This paper addresses three critical bottlenecks in social network information cascade popularity prediction: temporal leakage, feature poverty (i.e., absence of authentic conversion signals), and computational inefficiency. To tackle these challenges, we propose a systematic solution: (1) a temporally un-leaked evaluation protocol that rigorously prevents future-information leakage; (2) Taoke, the first large-scale e-commerce cascade dataset featuring multi-stage conversion behaviors (e.g., likes, comments, purchases); and (3) CasTemp, a lightweight model integrating Jaccard-based neighbor selection, temporal random walks, GRU-based encoding, and spatiotemporal attention to efficiently capture cross-cascade dependencies and temporal dynamics. Experiments demonstrate that CasTemp achieves state-of-the-art performance across four benchmark datasets, accelerates training by several orders of magnitude, and significantly improves practical utility—particularly for predicting downstream conversions such as purchases.

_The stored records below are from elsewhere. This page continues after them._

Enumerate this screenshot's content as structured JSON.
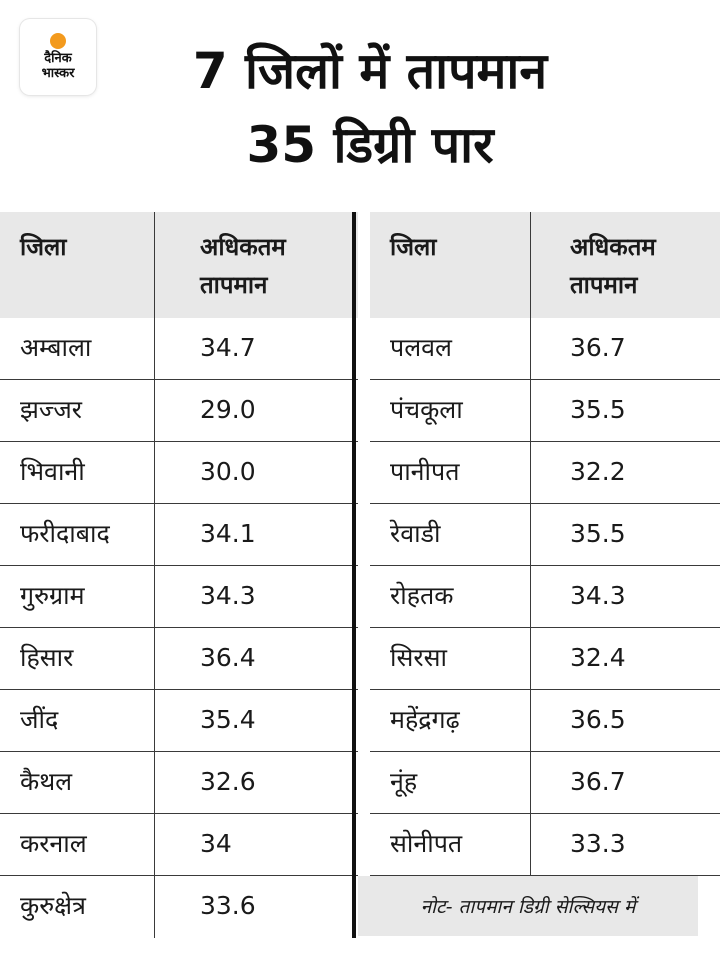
{
  "logo": {
    "line1": "दैनिक",
    "line2": "भास्कर"
  },
  "title": {
    "line1": "7 जिलों में तापमान",
    "line2": "35 डिग्री पार"
  },
  "table": {
    "left": {
      "headers": [
        "जिला",
        "अधिकतम",
        "तापमान"
      ],
      "rows": [
        [
          "अम्बाला",
          "34.7"
        ],
        [
          "झज्जर",
          "29.0"
        ],
        [
          "भिवानी",
          "30.0"
        ],
        [
          "फरीदाबाद",
          "34.1"
        ],
        [
          "गुरुग्राम",
          "34.3"
        ],
        [
          "हिसार",
          "36.4"
        ],
        [
          "जींद",
          "35.4"
        ],
        [
          "कैथल",
          "32.6"
        ],
        [
          "करनाल",
          "34"
        ],
        [
          "कुरुक्षेत्र",
          "33.6"
        ]
      ]
    },
    "right": {
      "headers": [
        "जिला",
        "अधिकतम",
        "तापमान"
      ],
      "rows": [
        [
          "पलवल",
          "36.7"
        ],
        [
          "पंचकूला",
          "35.5"
        ],
        [
          "पानीपत",
          "32.2"
        ],
        [
          "रेवाडी",
          "35.5"
        ],
        [
          "रोहतक",
          "34.3"
        ],
        [
          "सिरसा",
          "32.4"
        ],
        [
          "महेंद्रगढ़",
          "36.5"
        ],
        [
          "नूंह",
          "36.7"
        ],
        [
          "सोनीपत",
          "33.3"
        ]
      ]
    }
  },
  "note": "नोट- तापमान डिग्री सेल्सियस में",
  "colors": {
    "header_bg": "#e8e8e8",
    "logo_sun": "#f39a1d",
    "text": "#1a1a1a"
  }
}
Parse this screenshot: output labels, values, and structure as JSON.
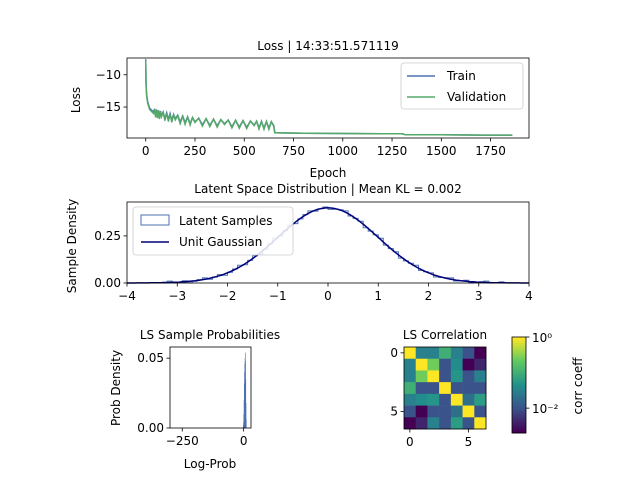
{
  "chart_data": [
    {
      "id": "loss",
      "type": "line",
      "title": "Loss | 14:33:51.571119",
      "xlabel": "Epoch",
      "ylabel": "Loss",
      "xlim": [
        -95,
        1945
      ],
      "ylim": [
        -19.8,
        -7.4
      ],
      "xticks": [
        0,
        250,
        500,
        750,
        1000,
        1250,
        1500,
        1750
      ],
      "yticks": [
        -10,
        -15
      ],
      "legend_position": "upper-right",
      "series": [
        {
          "name": "Train",
          "color": "#4c72b0",
          "x": [
            0,
            2,
            5,
            10,
            20,
            40,
            80,
            150,
            250,
            400,
            550,
            650,
            655,
            800,
            1000,
            1300,
            1320,
            1500,
            1700,
            1860
          ],
          "y": [
            -7.6,
            -11.5,
            -13.2,
            -14.2,
            -15.2,
            -15.8,
            -16.3,
            -16.8,
            -17.3,
            -17.6,
            -17.8,
            -17.9,
            -19.0,
            -19.05,
            -19.1,
            -19.15,
            -19.3,
            -19.3,
            -19.35,
            -19.35
          ]
        },
        {
          "name": "Validation",
          "color": "#55a868",
          "x": [
            0,
            2,
            5,
            10,
            20,
            40,
            80,
            150,
            250,
            400,
            550,
            650,
            655,
            800,
            1000,
            1300,
            1320,
            1500,
            1700,
            1860
          ],
          "y": [
            -7.8,
            -11.8,
            -13.4,
            -14.4,
            -15.4,
            -16.0,
            -16.5,
            -17.0,
            -17.4,
            -17.7,
            -17.9,
            -18.0,
            -19.0,
            -19.05,
            -19.1,
            -19.15,
            -19.3,
            -19.3,
            -19.35,
            -19.35
          ]
        }
      ]
    },
    {
      "id": "latent",
      "type": "area",
      "title": "Latent Space Distribution | Mean KL = 0.002",
      "xlabel": "",
      "ylabel": "Sample Density",
      "xlim": [
        -4,
        4
      ],
      "ylim": [
        0,
        0.43
      ],
      "xticks": [
        -4,
        -3,
        -2,
        -1,
        0,
        1,
        2,
        3,
        4
      ],
      "xticklabels": [
        "−4",
        "−3",
        "−2",
        "−1",
        "0",
        "1",
        "2",
        "3",
        "4"
      ],
      "yticks": [
        0.0,
        0.25
      ],
      "yticklabels": [
        "0.00",
        "0.25"
      ],
      "legend_position": "upper-left",
      "series": [
        {
          "name": "Latent Samples",
          "style": "step-histogram",
          "color": "#4c72b0",
          "bins": 70,
          "range": [
            -3.5,
            3.5
          ],
          "mean": 0.0,
          "std": 1.0
        },
        {
          "name": "Unit Gaussian",
          "style": "line",
          "color": "#00007a",
          "mean": 0.0,
          "std": 1.0
        }
      ]
    },
    {
      "id": "logprob",
      "type": "bar",
      "title": "LS Sample Probabilities",
      "xlabel": "Log-Prob",
      "ylabel": "Prob Density",
      "xlim": [
        -300,
        30
      ],
      "ylim": [
        0,
        0.058
      ],
      "xticks": [
        -250,
        0
      ],
      "xticklabels": [
        "−250",
        "0"
      ],
      "yticks": [
        0.0,
        0.05
      ],
      "yticklabels": [
        "0.00",
        "0.05"
      ],
      "color": "#4c72b0",
      "x": [
        -2,
        -1,
        0,
        1,
        2,
        3,
        4,
        5,
        6,
        7,
        8,
        9,
        10
      ],
      "values": [
        0.002,
        0.004,
        0.01,
        0.02,
        0.032,
        0.04,
        0.046,
        0.05,
        0.054,
        0.048,
        0.035,
        0.018,
        0.006
      ]
    },
    {
      "id": "corr",
      "type": "heatmap",
      "title": "LS Correlation",
      "xlabel": "",
      "ylabel": "",
      "size": 7,
      "xticks": [
        0,
        5
      ],
      "yticks": [
        0,
        5
      ],
      "colorbar": {
        "label": "corr coeff",
        "scale": "log",
        "ticks": [
          "10⁰",
          "10⁻²"
        ]
      },
      "values": [
        [
          1.0,
          0.03,
          0.03,
          0.1,
          0.03,
          0.01,
          0.002
        ],
        [
          0.03,
          1.0,
          0.25,
          0.01,
          0.04,
          0.002,
          0.004
        ],
        [
          0.03,
          0.25,
          1.0,
          0.01,
          0.05,
          0.01,
          0.03
        ],
        [
          0.1,
          0.01,
          0.01,
          1.0,
          0.01,
          0.01,
          0.01
        ],
        [
          0.03,
          0.04,
          0.05,
          0.01,
          1.0,
          0.02,
          0.06
        ],
        [
          0.01,
          0.002,
          0.01,
          0.01,
          0.02,
          1.0,
          0.01
        ],
        [
          0.002,
          0.004,
          0.03,
          0.01,
          0.06,
          0.01,
          1.0
        ]
      ]
    }
  ]
}
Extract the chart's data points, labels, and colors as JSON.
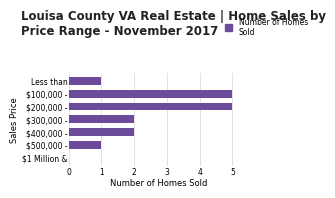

Information cascade popularity prediction is a key problem in analyzing content diffusion in social networks. However, current related works suffer from three critical limitations: (1) temporal leakage in current evaluation--random cascade-based splits allow models to access future information, yielding unrealistic results; (2) feature-poor datasets that lack downstream conversion signals (e.g., likes, comments, or purchases), which limits more practical applications; (3) computational inefficiency of complex graph-based methods that require days of training for marginal gains. We systematically address these challenges from three perspectives: task setup, dataset construction, and model design. First, we propose a time-ordered splitting strategy that chronologically partitions data into consecutive windows, ensuring models are evaluated on genuine forecasting tasks without future information leakage. Second, we introduce Taoke, a large-scale e-commerce cascade dataset featuring rich promoter/product attributes and ground-truth purchase conversions--capturing the complete diffusion lifecycle from promotion to monetization. Third, we develop CasTemp, a lightweight framework that efficiently models cascade dynamics through temporal walks, Jaccard-based neighbor selection for inter-cascade dependencies, and GRU-based encoding with time-aware attention. Under leak-free evaluation, CasTemp achieves state-of-the-art performance across four datasets with orders-of-magnitude speedup. Notably, it excels at predicting second-stage popularity conversions--a practical task critical for real-world applications.